No other social media platform comes even close to what we have been achieving with Facebook.

And not just for our tourism sector, but for all Solomon Islands businesses and the wider community in general which uses Facebook as a key means of communication across our 992-island archipelago.

In a letter sent to the Solomon Times, Floyd Manata from Port Moresby said banning Facebook is not the solution:

We need to be very careful about dealing with certain things regarding this time where the world technology is changing every 6 months. Today it's Facebook next year probably TikTok. But hey think again is this the best solution to the problem?

Before you ban Facebook you should establish or come up with policies that will facilitate the issue of cyber crime and cyber security. Do we have one in place at the moment?

Facebook told ABC Australia that it is ready to discuss the issues raised by the Solomon Islands government:

We’re reaching out to the Solomon Islands government to discuss today’s decision.

This move will impact thousands of people in the Solomon Islands who use our services to connect and engage in important discussions across the Pacific.

Amnesty International’s Pacific Researcher Kate Schuetze said the ban will deprive users of vital information that can save lives during a pandemic.

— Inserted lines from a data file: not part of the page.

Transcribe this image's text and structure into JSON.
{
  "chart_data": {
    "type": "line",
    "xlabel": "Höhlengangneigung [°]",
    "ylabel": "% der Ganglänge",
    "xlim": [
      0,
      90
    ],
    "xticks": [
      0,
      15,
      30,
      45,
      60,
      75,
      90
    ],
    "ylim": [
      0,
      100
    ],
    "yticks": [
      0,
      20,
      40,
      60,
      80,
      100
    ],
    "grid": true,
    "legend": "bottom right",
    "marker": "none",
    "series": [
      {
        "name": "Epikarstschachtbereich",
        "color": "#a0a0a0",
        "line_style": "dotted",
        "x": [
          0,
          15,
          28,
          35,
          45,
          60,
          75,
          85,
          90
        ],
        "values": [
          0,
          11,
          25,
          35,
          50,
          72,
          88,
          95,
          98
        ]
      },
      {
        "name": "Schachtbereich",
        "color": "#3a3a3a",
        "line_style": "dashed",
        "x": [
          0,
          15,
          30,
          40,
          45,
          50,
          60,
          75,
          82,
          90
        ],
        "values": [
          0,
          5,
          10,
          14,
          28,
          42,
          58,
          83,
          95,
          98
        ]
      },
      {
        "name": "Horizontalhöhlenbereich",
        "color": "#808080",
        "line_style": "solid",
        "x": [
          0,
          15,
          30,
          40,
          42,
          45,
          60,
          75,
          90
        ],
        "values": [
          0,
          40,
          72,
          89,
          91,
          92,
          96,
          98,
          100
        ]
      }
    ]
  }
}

Given how important it is for people to quickly access information in the context of the COVID-19 pandemic, the government may not just place political discourse and participation at risk, but even lives. Total bans on websites or internet information providers will almost never be justifiable under international human rights law.

Dan McGarry, an independent journalist living in Vanuatu, has a proposal for Pacific governments which are unhappy over the social impact of Facebook and has considered plans to censor or ban the popular social media website:

Pacific governments need to start a dialogue, not just with social media giants, but with other national regulators too. They need to learn from others’ mistakes, and leverage others’ successes.